– А чего так пустынно-то, Николай Васильевич? – аккуратно поинтересовалась я у главного врача санатория. – Где благостные выздоравливающие и реабилитирующиеся?
Главный врач посмотрел на меня с сочувствием и ответил вопросом на вопрос, как это и положено в Одессе:
– А вы, Танечка, не знаете?
– Не знаю! – всё ещё бодро выпалила я.
– Завтра заезд, деточка, – сказал мне главврач и протяжно вздохнул. Как кит. И даже смахнул набежавшую слезу.
– Вы чего, Николай Васильевич? – растревожилась я. Характеристики, коими снабдили меня сотрудники (в основном – сотрудницы) родимой железнодорожной больницы, грусти-тоски в себя не включали. Напротив: «хапуга!», «циник!», «бабник!», «обжора!», «жизнерадостный кобель!», «любит помоложе!», «Танька, берегись!». Про то, что он способен вздыхать и плакать, ничего не было. – И почему это вдруг завтра заезд? Мы, чай, не пионерлагерь, а самый что ни на есть взрослый такой себе санаторий. И даже профилакторий.
– В том-то и дело, Танечка, – в порыве отчаяния Николай Васильевич прихватил меня своей мощной ручищей за тонкий локоток, – что мы теперь, до самого конца лета, пионерлагерь! Санаторного типа. Завтра у нас с вами сюда состоится заезд детей. Да не каких-нибудь, а из зоны Чернобыльской АЭС.
– Де… де… де…
– А идёмте, Танечка, выпьем по рюмочке коньяка! – предложил Николай Васильевич.

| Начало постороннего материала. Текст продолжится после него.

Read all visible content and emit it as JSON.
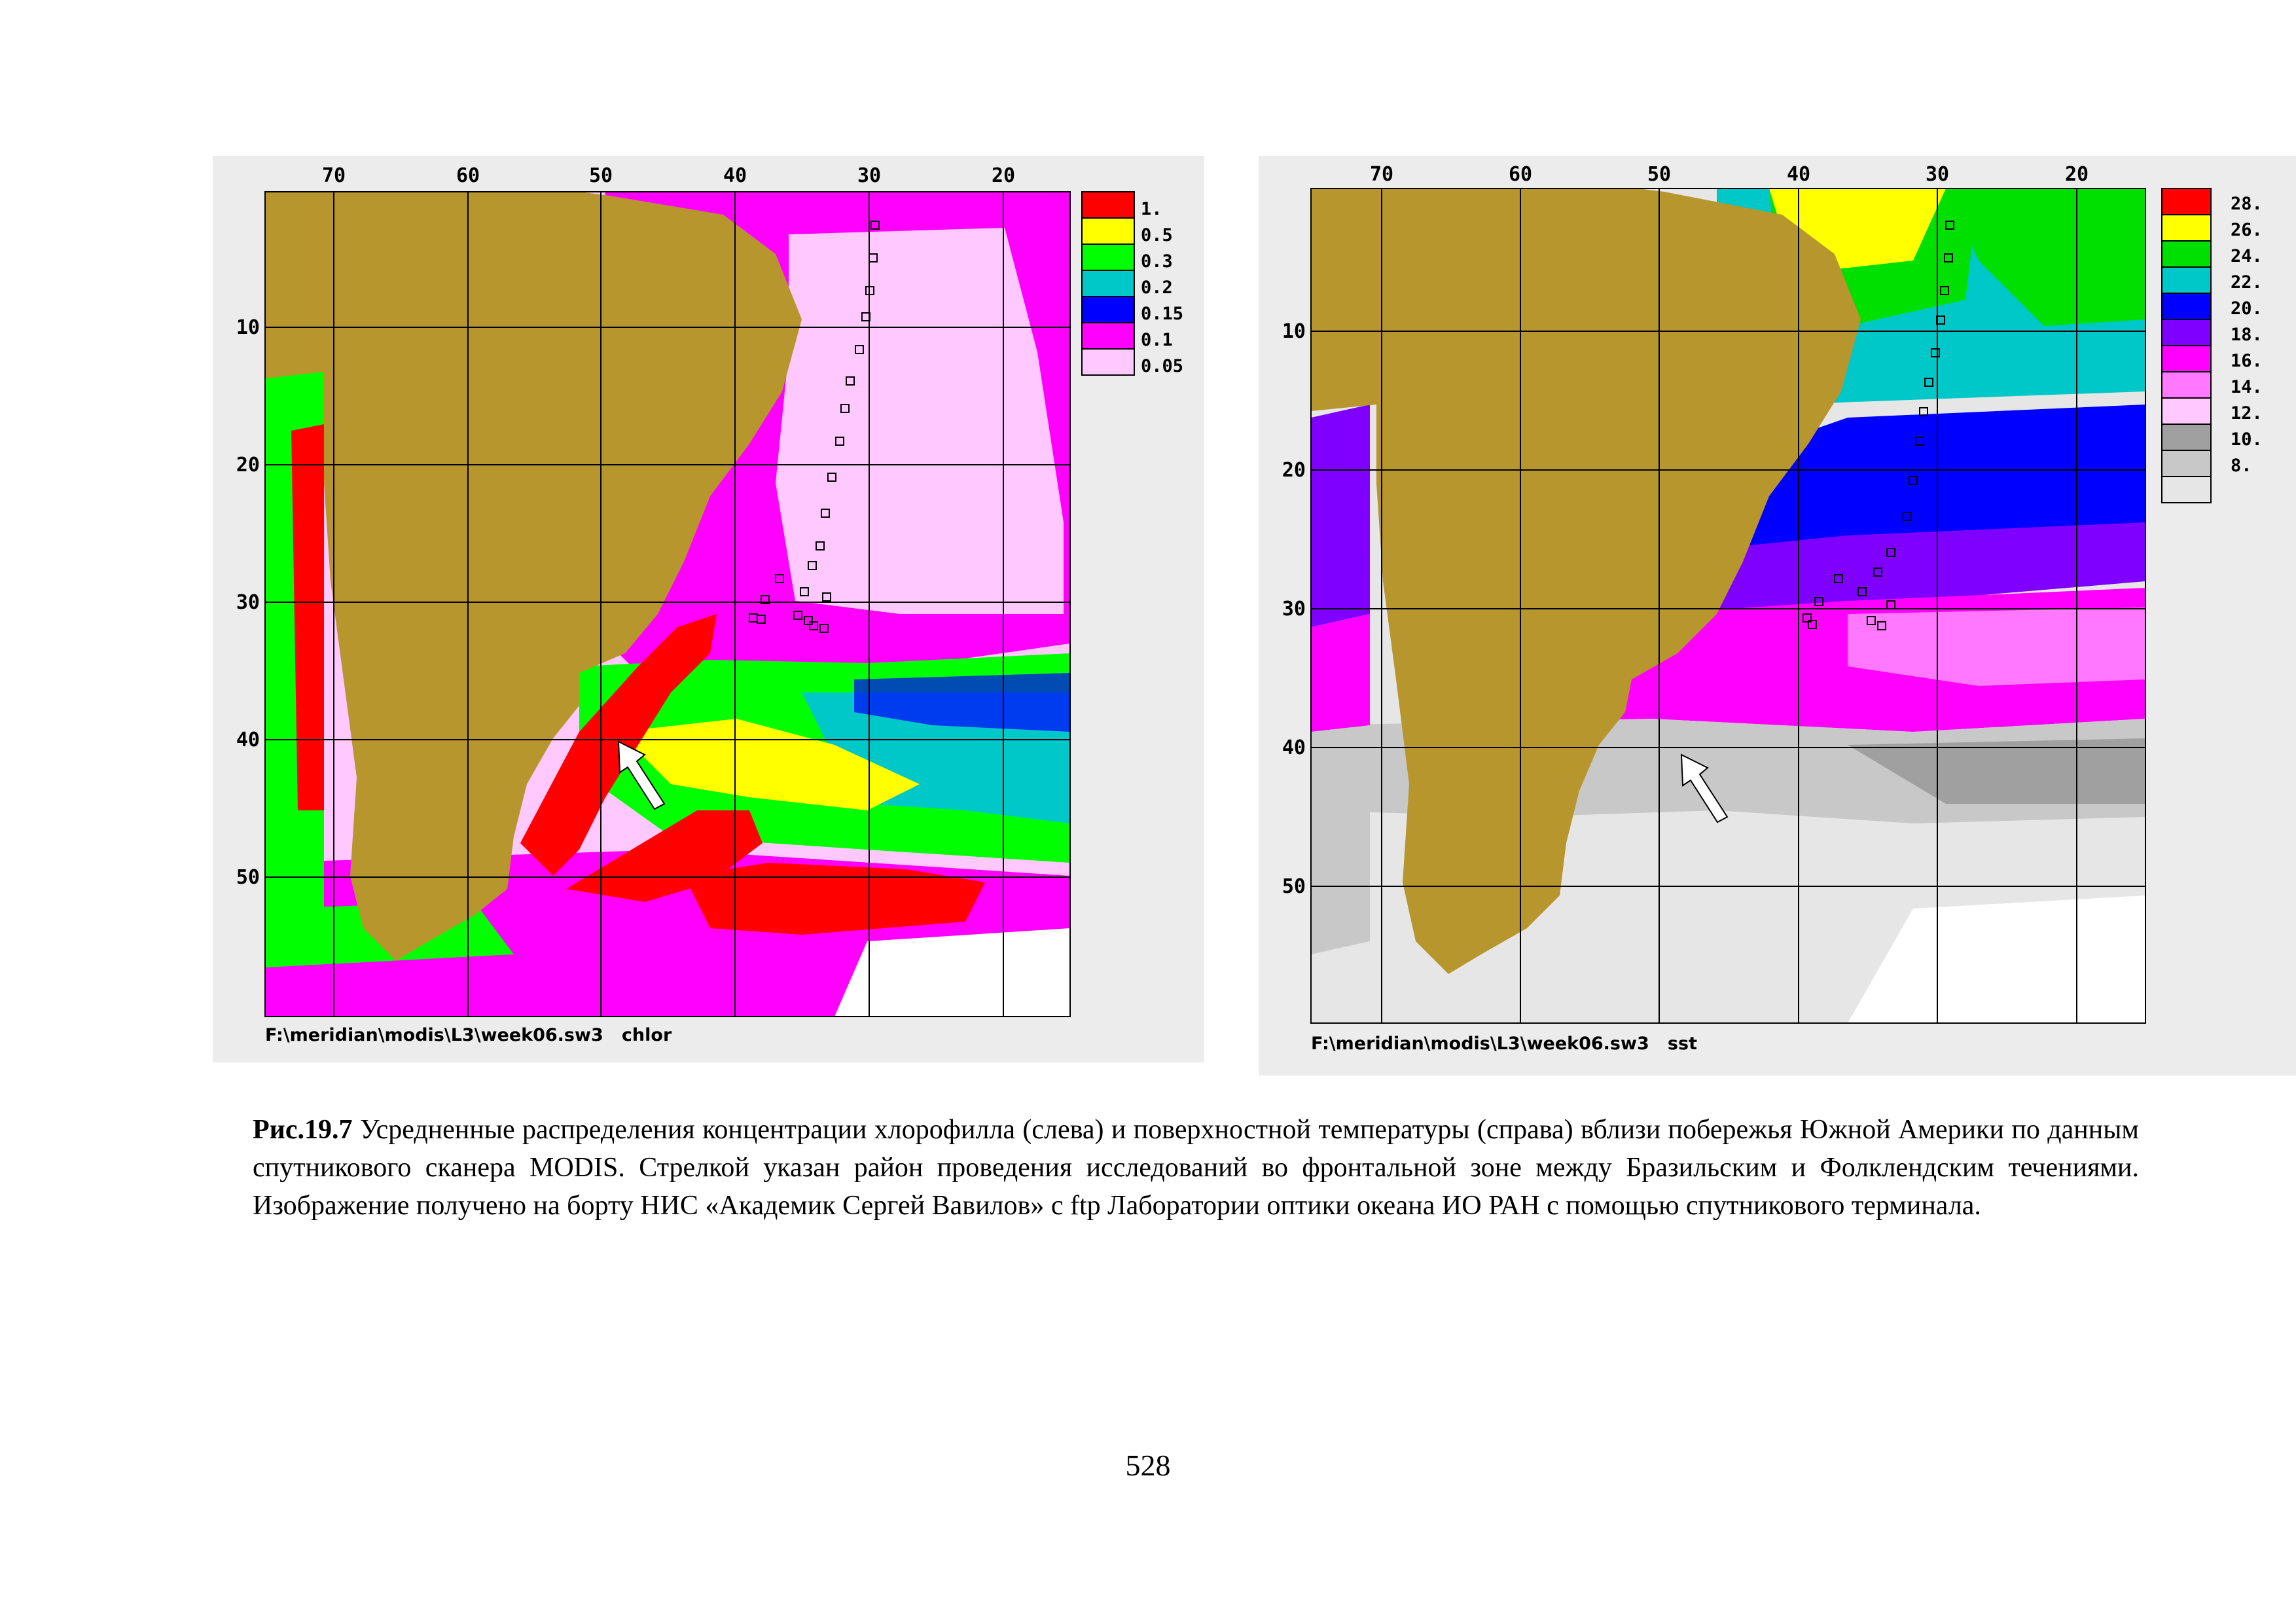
{
  "maps": [
    {
      "id": "chlorophyll",
      "lon_labels": [
        "70",
        "60",
        "50",
        "40",
        "30",
        "20"
      ],
      "lat_labels": [
        "10",
        "20",
        "30",
        "40",
        "50"
      ],
      "legend": [
        {
          "label": "1.",
          "color": "#ff0000"
        },
        {
          "label": "0.5",
          "color": "#ffff00"
        },
        {
          "label": "0.3",
          "color": "#00ff00"
        },
        {
          "label": "0.2",
          "color": "#00c8c8"
        },
        {
          "label": "0.15",
          "color": "#0000ff"
        },
        {
          "label": "0.1",
          "color": "#ff00ff"
        },
        {
          "label": "0.05",
          "color": "#ffc8ff"
        }
      ],
      "file_label": "F:\\meridian\\modis\\L3\\week06.sw3   chlor",
      "land_color": "#b8962e"
    },
    {
      "id": "sst",
      "lon_labels": [
        "70",
        "60",
        "50",
        "40",
        "30",
        "20"
      ],
      "lat_labels": [
        "10",
        "20",
        "30",
        "40",
        "50"
      ],
      "legend": [
        {
          "label": "28.",
          "color": "#ff0000"
        },
        {
          "label": "26.",
          "color": "#ffff00"
        },
        {
          "label": "24.",
          "color": "#00e000"
        },
        {
          "label": "22.",
          "color": "#00c8c8"
        },
        {
          "label": "20.",
          "color": "#0000ff"
        },
        {
          "label": "18.",
          "color": "#8000ff"
        },
        {
          "label": "16.",
          "color": "#ff00ff"
        },
        {
          "label": "14.",
          "color": "#ff78ff"
        },
        {
          "label": "12.",
          "color": "#ffc8ff"
        },
        {
          "label": "10.",
          "color": "#a0a0a0"
        },
        {
          "label": "8.",
          "color": "#c8c8c8"
        },
        {
          "label": "",
          "color": "#e6e6e6"
        }
      ],
      "file_label": "F:\\meridian\\modis\\L3\\week06.sw3   sst",
      "land_color": "#b8962e"
    }
  ],
  "caption": {
    "label": "Рис.19.7",
    "text": " Усредненные  распределения концентрации хлорофилла (слева) и поверхностной температуры (справа) вблизи побережья Южной Америки по данным спутникового сканера MODIS. Стрелкой указан район проведения исследований во фронтальной зоне между Бразильским и Фолклендским течениями. Изображение получено на борту НИС «Академик Сергей Вавилов» с ftp Лаборатории оптики океана ИО РАН с помощью спутникового терминала."
  },
  "page_number": "528"
}
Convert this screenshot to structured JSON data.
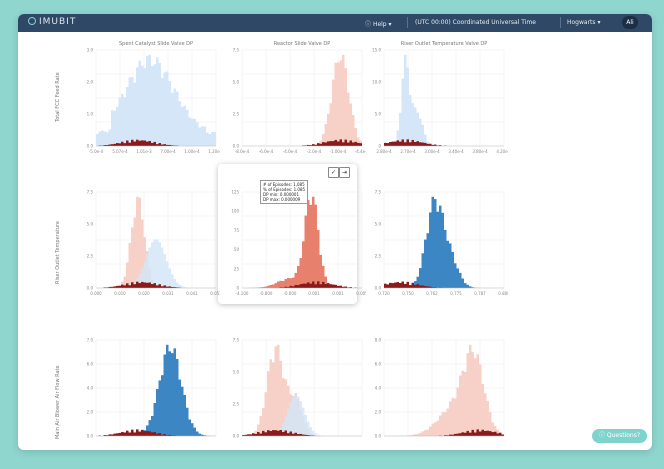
{
  "app": {
    "brand": "IMUBIT",
    "help": "Help",
    "timezone": "(UTC 00:00) Coordinated Universal Time",
    "site": "Hogwarts",
    "user": "Ali"
  },
  "icons": {
    "brand": "logo-ring-icon",
    "help": "question-circle-icon",
    "dropdown": "chevron-down-icon",
    "question": "question-circle-icon",
    "check": "check-icon",
    "exit": "exit-icon"
  },
  "grid": {
    "columns": [
      "Spent Catalyst Slide Valve DP",
      "Reactor Slide Valve DP",
      "Riser Outlet Temperature Valve DP"
    ],
    "rows": [
      "Total FCC Feed Rate",
      "Riser Outlet Temperature",
      "Main Air Blower Air Flow Rate"
    ]
  },
  "tooltip": {
    "line1": "# of Episodes: 1,085",
    "line2": "% of Episodes: 1.085",
    "line3": "DP min: 0.000001",
    "line4": "DP max: 0.000009"
  },
  "question_button": "Questions?",
  "colors": {
    "light_blue": "#d4e6f7",
    "blue": "#3d86c4",
    "light_red": "#f7d0c8",
    "red": "#e8806e",
    "dark_red": "#8b1a1a"
  },
  "cells": [
    {
      "xticks": [
        "-5.0e-4",
        "5.07e-4",
        "1.01e-3",
        "7.00e-4",
        "1.00e-4",
        "1.20e-4"
      ],
      "yticks": [
        "0.0",
        "1.0",
        "2.0",
        "3.0"
      ],
      "main": "lightblue"
    },
    {
      "xticks": [
        "-8.0e-4",
        "-6.0e-4",
        "-4.0e-4",
        "-2.0e-4",
        "-1.00e-4",
        "-4.4e-5"
      ],
      "yticks": [
        "0.0",
        "2.5",
        "5.0",
        "7.5"
      ],
      "main": "lightred"
    },
    {
      "xticks": [
        "2.80e-4",
        "2.70e-4",
        "3.00e-4",
        "3.40e-4",
        "3.80e-4",
        "4.20e-4"
      ],
      "yticks": [
        "0",
        "5.0",
        "10.0",
        "15.0"
      ],
      "main": "lightblue"
    },
    {
      "xticks": [
        "0.000",
        "0.010",
        "0.020",
        "0.031",
        "0.041",
        "0.051"
      ],
      "yticks": [
        "0.0",
        "2.5",
        "5.0",
        "7.5"
      ],
      "main": "mixed"
    },
    {
      "xticks": [
        "-4.100",
        "-0.800",
        "-0.600",
        "0.001",
        "0.001",
        "0.005"
      ],
      "yticks": [
        "0",
        "25",
        "50",
        "75",
        "100",
        "125"
      ],
      "main": "red"
    },
    {
      "xticks": [
        "0.720",
        "0.750",
        "0.762",
        "0.775",
        "0.787",
        "0.800"
      ],
      "yticks": [
        "0.0",
        "2.5",
        "5.0",
        "7.5"
      ],
      "main": "blue"
    },
    {
      "xticks": [
        "",
        "",
        "",
        "",
        "",
        ""
      ],
      "yticks": [
        "0.0",
        "2.0",
        "4.0",
        "6.0",
        "7.0"
      ],
      "main": "blue"
    },
    {
      "xticks": [
        "",
        "",
        "",
        "",
        "",
        ""
      ],
      "yticks": [
        "0.0",
        "2.5",
        "5.0",
        "7.5"
      ],
      "main": "mixedred"
    },
    {
      "xticks": [
        "",
        "",
        "",
        "",
        "",
        ""
      ],
      "yticks": [
        "0.0",
        "2.0",
        "4.0",
        "6.0",
        "8.0"
      ],
      "main": "lightred"
    }
  ]
}
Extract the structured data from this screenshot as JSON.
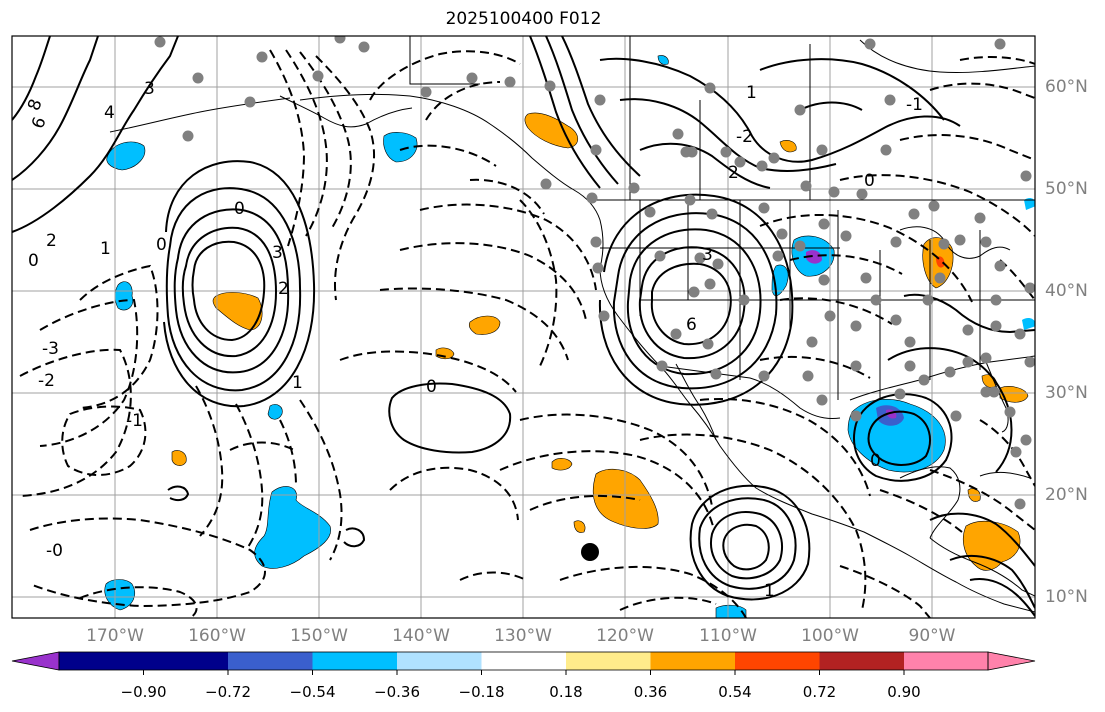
{
  "title": "2025100400 F012",
  "latitude_labels": [
    "60°N",
    "50°N",
    "40°N",
    "30°N",
    "20°N",
    "10°N"
  ],
  "longitude_labels": [
    "170°W",
    "160°W",
    "150°W",
    "140°W",
    "130°W",
    "120°W",
    "110°W",
    "100°W",
    "90°W"
  ],
  "colorbar": {
    "tick_labels": [
      "−0.90",
      "−0.72",
      "−0.54",
      "−0.36",
      "−0.18",
      "0.18",
      "0.36",
      "0.54",
      "0.72",
      "0.90"
    ],
    "colors": [
      "#9932CC",
      "#00008B",
      "#3A5FCD",
      "#00BFFF",
      "#B0E2FF",
      "#FFFFFF",
      "#FFEC8B",
      "#FFA500",
      "#FF4500",
      "#B22222",
      "#FF82AB"
    ]
  },
  "contour_labels": [
    "8",
    "6",
    "4",
    "3",
    "2",
    "1",
    "0",
    "-1",
    "-2",
    "-3",
    "0",
    "0",
    "3",
    "2",
    "1",
    "0",
    "3",
    "6",
    "0",
    "1",
    "2",
    "-2",
    "-1",
    "-0",
    "0",
    "1"
  ],
  "colors": {
    "positive_shading": "#FFA500",
    "negative_shading": "#00BFFF",
    "station_dot": "#808080",
    "contour": "#000000",
    "grid": "#A0A0A0"
  }
}
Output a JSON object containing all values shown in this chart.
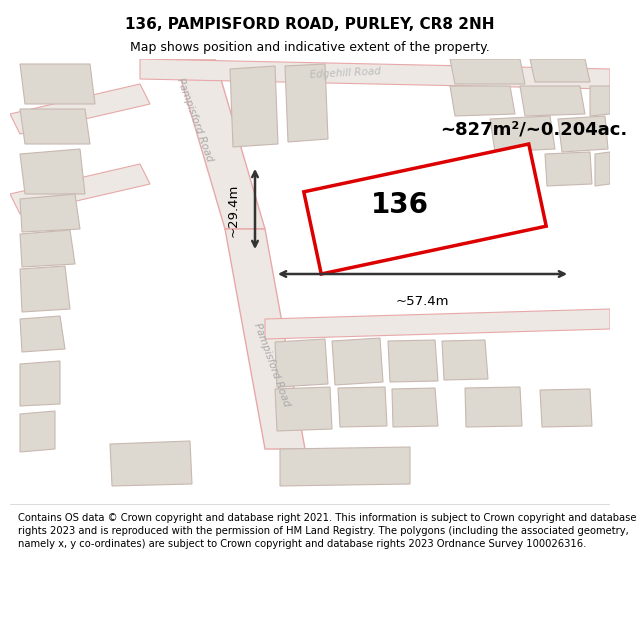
{
  "title": "136, PAMPISFORD ROAD, PURLEY, CR8 2NH",
  "subtitle": "Map shows position and indicative extent of the property.",
  "footer": "Contains OS data © Crown copyright and database right 2021. This information is subject to Crown copyright and database rights 2023 and is reproduced with the permission of HM Land Registry. The polygons (including the associated geometry, namely x, y co-ordinates) are subject to Crown copyright and database rights 2023 Ordnance Survey 100026316.",
  "area_label": "~827m²/~0.204ac.",
  "number_label": "136",
  "width_label": "~57.4m",
  "height_label": "~29.4m",
  "road_label_main": "Pampisford Road",
  "road_label_top": "Edgehill Road",
  "map_bg": "#f7f4f0",
  "road_outline": "#e8a8a8",
  "road_fill": "#ede8e4",
  "building_fill": "#ddd8d0",
  "building_edge": "#c8b8b0",
  "highlight_fill": "#ffffff",
  "highlight_edge": "#dd0000",
  "dim_color": "#333333",
  "title_fontsize": 11,
  "subtitle_fontsize": 9,
  "footer_fontsize": 7.2,
  "number_fontsize": 20,
  "area_fontsize": 13,
  "dim_fontsize": 9.5
}
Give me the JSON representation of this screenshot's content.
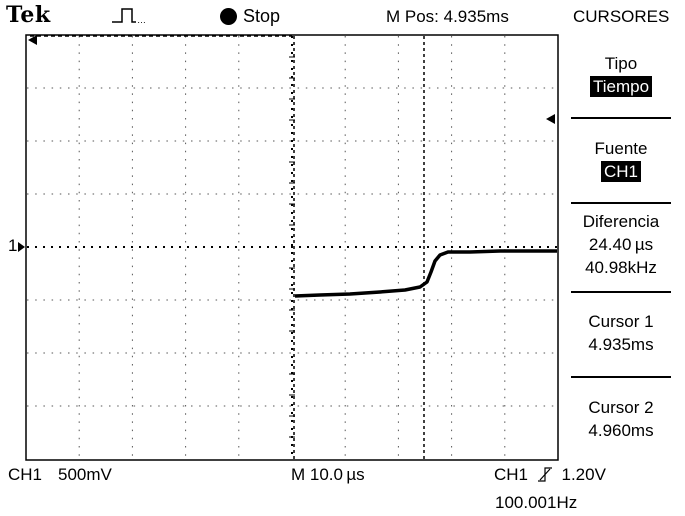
{
  "header": {
    "brand": "Tek",
    "trigger_icon": "trigger-pulse-icon",
    "run_state": "Stop",
    "m_pos": "M Pos: 4.935ms",
    "menu_title": "CURSORES"
  },
  "side_menu": {
    "type_label": "Tipo",
    "type_value": "Tiempo",
    "source_label": "Fuente",
    "source_value": "CH1",
    "difference_label": "Diferencia",
    "difference_time": "24.40 µs",
    "difference_freq": "40.98kHz",
    "cursor1_label": "Cursor 1",
    "cursor1_value": "4.935ms",
    "cursor2_label": "Cursor 2",
    "cursor2_value": "4.960ms"
  },
  "status_bar": {
    "ch1_label": "CH1",
    "ch1_scale": "500mV",
    "timebase": "M 10.0 µs",
    "trigger_source": "CH1",
    "trigger_level": "1.20V",
    "trigger_freq": "100.001Hz"
  },
  "markers": {
    "ch1_ground": "1"
  },
  "colors": {
    "background": "#ffffff",
    "foreground": "#000000",
    "grid": "#555555"
  }
}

Я согласилась. А что бы вы сделали на моём месте?
В том нежном возрасте, я, заслышав слово «дети», испытывала первобытный экзистенциальный ужас. Как мирный пещерный человек без дубины при встрече с голодным разъярённым саблезубым тигром. К слову, не скажу, что с тех пор что-то для меня сильно изменилось. Услыхав, что в компании предполагаются дети, я всегда стараюсь под благовидным предлогом отказаться от похода в кино-ресторан, от гостей, от поездки и так далее. Потому что каждый отдельный ребёнок сам по себе ужасен: он хочет играть, пить, какать, писать, пускать слюни и пузыри, трогать руками тебя и твои любимые джинсы, а уж дети, собранные вместе в количестве больше двух, – ужасны! Ужаснее любого голодного саблезубого тигра. При этом я трепетно люблю детей: здоровых, крепко спящих новорождённых, и тех, что на обложках журналов. Остальных тоже люблю, когда они далеко-далеко от меня. И это сейчас! Сейчас, когда я уже мудра, многоопытна и моей собственной дочери шестнадцать лет.
А тогда…
Тогда мне самой едва минуло восемнадцать… Буквально-то пару дней назад.
А завтра тут будут дети. Много детей. Много-много детей. Несколько отрядов. Самых разнообразных возрастов: от семилеток (буэ!) до самых что ни на есть гормонально-кризовых: четырнадцать-шестнадцать (буэ-буэ!). А также: восьми-, девяти-, десяти-, одиннадцати-, двенадцати-, тринадцатилеток (буэ-буэ-буэ-буэ-буэ-буэ!!!).